The equipment isn’t cutting edge, but it is up to date. There is a permanent spring floor, three balance beams (actually four, but parts for the fourth were lost during the move), two vaulting tables and two sets of uneven parallel bars.

“This is the biggest thing to happen to gymnastics in the city in my eight years coaching here,” said Edison/Henry/North coach Cassandra Guzman Meyering. “This just looks like a [gymnastics] club and that’s something we’ve never had before.”

There has been plenty of hand-wringing and concern about the fate of high school sports in the city. Gymnastics may not carry the high profile of basketball, but a step taken to encourage growth is seen as a positive sign.

“I’m a Minneapolis South kid,” South/Roosevelt coach Gabrielle Stickney said. “I was a gymnast here. It’s a great thing for the city teams.”

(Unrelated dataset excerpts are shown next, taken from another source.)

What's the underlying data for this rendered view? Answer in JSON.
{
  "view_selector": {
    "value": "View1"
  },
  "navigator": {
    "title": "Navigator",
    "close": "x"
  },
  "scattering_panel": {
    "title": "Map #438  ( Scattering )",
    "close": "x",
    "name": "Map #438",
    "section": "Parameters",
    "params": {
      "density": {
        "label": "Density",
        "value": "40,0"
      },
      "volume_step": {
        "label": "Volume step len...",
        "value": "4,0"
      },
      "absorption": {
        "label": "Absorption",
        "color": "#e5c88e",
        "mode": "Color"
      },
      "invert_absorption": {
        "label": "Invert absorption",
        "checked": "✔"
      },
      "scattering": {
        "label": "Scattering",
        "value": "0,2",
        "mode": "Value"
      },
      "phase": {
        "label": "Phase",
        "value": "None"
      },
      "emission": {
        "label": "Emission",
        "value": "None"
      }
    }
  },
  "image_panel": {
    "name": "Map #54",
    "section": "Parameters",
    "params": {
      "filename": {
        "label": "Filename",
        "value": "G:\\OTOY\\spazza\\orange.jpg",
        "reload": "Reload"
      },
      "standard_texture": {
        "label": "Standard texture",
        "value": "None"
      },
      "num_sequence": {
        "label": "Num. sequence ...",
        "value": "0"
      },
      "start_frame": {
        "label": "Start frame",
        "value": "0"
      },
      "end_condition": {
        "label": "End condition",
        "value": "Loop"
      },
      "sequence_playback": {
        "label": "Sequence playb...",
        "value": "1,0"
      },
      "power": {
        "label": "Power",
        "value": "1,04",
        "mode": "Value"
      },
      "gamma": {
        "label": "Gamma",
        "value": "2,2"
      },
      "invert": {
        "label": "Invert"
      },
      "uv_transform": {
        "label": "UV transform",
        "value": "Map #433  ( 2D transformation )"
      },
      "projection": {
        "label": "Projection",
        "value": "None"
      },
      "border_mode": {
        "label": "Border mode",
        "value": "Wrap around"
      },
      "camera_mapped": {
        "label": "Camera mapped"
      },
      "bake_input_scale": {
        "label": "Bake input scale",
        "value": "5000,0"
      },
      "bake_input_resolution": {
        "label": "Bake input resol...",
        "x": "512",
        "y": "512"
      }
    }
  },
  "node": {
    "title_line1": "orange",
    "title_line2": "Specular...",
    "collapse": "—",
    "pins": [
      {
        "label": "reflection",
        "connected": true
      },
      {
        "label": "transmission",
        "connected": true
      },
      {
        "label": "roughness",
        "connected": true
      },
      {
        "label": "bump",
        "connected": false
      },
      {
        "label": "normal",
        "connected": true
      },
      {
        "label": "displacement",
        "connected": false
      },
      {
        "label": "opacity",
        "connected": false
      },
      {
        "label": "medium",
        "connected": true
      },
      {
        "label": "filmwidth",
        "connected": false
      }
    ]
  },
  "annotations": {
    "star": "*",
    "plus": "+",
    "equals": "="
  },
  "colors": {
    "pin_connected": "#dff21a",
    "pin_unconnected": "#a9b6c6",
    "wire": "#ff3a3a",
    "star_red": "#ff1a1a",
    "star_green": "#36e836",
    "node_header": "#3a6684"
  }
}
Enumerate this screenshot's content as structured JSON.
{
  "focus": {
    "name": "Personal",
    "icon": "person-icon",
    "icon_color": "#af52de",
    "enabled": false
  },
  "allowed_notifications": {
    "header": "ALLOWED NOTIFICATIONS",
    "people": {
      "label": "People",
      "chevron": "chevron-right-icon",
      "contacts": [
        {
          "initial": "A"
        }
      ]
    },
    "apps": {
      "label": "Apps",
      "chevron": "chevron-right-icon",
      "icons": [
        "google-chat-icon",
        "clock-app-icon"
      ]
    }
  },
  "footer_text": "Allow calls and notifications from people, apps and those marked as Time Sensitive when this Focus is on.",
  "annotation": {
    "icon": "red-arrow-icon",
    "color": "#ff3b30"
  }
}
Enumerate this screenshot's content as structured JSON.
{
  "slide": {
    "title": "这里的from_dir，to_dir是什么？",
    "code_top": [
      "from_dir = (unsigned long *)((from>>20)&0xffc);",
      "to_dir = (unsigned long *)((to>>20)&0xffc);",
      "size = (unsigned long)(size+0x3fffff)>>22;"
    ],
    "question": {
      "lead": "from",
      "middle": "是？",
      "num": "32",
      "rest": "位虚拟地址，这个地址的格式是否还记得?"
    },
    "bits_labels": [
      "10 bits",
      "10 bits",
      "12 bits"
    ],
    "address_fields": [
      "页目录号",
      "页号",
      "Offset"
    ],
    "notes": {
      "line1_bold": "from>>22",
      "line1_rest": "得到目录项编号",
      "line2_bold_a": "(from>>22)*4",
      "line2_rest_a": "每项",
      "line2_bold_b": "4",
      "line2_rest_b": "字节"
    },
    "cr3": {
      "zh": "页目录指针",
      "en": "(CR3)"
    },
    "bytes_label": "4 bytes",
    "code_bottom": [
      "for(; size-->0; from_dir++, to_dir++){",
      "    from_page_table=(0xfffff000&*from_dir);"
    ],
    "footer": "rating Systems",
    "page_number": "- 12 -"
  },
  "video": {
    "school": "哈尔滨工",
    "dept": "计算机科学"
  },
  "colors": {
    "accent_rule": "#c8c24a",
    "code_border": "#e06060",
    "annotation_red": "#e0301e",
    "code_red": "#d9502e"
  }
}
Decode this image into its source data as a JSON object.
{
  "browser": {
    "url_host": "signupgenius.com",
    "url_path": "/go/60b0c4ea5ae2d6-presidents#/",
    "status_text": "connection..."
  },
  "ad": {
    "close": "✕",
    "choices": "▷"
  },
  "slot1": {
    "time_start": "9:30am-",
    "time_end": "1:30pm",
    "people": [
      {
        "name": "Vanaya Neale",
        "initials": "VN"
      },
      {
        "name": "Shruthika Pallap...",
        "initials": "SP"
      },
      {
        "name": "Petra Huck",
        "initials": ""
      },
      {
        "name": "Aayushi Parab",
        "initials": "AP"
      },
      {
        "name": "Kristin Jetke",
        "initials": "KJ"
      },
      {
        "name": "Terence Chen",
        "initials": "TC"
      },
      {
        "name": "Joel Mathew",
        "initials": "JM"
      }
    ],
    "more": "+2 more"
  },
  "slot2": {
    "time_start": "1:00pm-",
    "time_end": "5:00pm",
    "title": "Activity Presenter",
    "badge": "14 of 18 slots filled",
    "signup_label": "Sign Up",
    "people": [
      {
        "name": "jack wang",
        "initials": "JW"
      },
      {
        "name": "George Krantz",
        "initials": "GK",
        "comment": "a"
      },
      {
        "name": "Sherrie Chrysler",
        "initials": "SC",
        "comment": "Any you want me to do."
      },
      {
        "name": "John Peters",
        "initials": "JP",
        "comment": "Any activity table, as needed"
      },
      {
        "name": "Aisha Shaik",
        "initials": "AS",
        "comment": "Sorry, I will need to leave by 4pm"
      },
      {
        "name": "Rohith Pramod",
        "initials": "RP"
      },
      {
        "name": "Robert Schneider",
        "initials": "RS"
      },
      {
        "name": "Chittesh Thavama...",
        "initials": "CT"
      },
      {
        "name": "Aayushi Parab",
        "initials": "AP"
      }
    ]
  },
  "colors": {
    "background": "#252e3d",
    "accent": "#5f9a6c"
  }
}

The site of the gym has long been coveted by city gymnastics coaches, who thought they had it secured eight years ago. But they lost the opportunity when the space was leased to a charter school. When it became available again two years ago, the coaches mobilized.

“I was skeptical,” said Guzman Meyering, who headed up the project of persuading the school board. “We had lost it before. I wasn’t going to believe it until we moved the equipment in.”

The advantages of having their own gym are greater than just a home base. Accessibility, safety and development are among the added benefits.

“We used to have to haul out our equipment and put it up and tear it back down before and after every practice,” Washburn coach Carrie Sartin said. “That’s not easy. When people looked at gymnastics, they saw work.”

Avoiding the prep work, Roosevelt sophomore Tiffany Bingham said, is a reason for celebration.

“Just being able to come to a gym and have everything ready makes it way more fun,” she said.

Sharing the facility allowed schools to cobble together the best of their equipment. A spring floor was added for the floor exercise and double-padded runways for vault, which has put less stress on the gymnasts’ legs.

“We have had far fewer shin splints and ankle injuries,” Sartin said. “It’s been so much better.”

The next step will be to reconfigure the gym to allow for meets the be held there. For the past two years, Minneapolis Conference teams have had to compete at St. Paul Como Park, Highland Park and Johnson, which have more readily available facilities. With a little redecorating, the gym will be able to host meets next year.

After that, the long-term goal is to be competitive with the top programs in the area.

“Our scores don’t reflect it now, but the improvement is there,” Guzman Meyering said. “In a few years, I can easily see improvements of 10, 15 points.”

For now, however, it’s all about having a place to call home.

“This is really a great thing for us,” Edison senior Mollie Hinderaker said. “It makes me wish I had more than one year left.”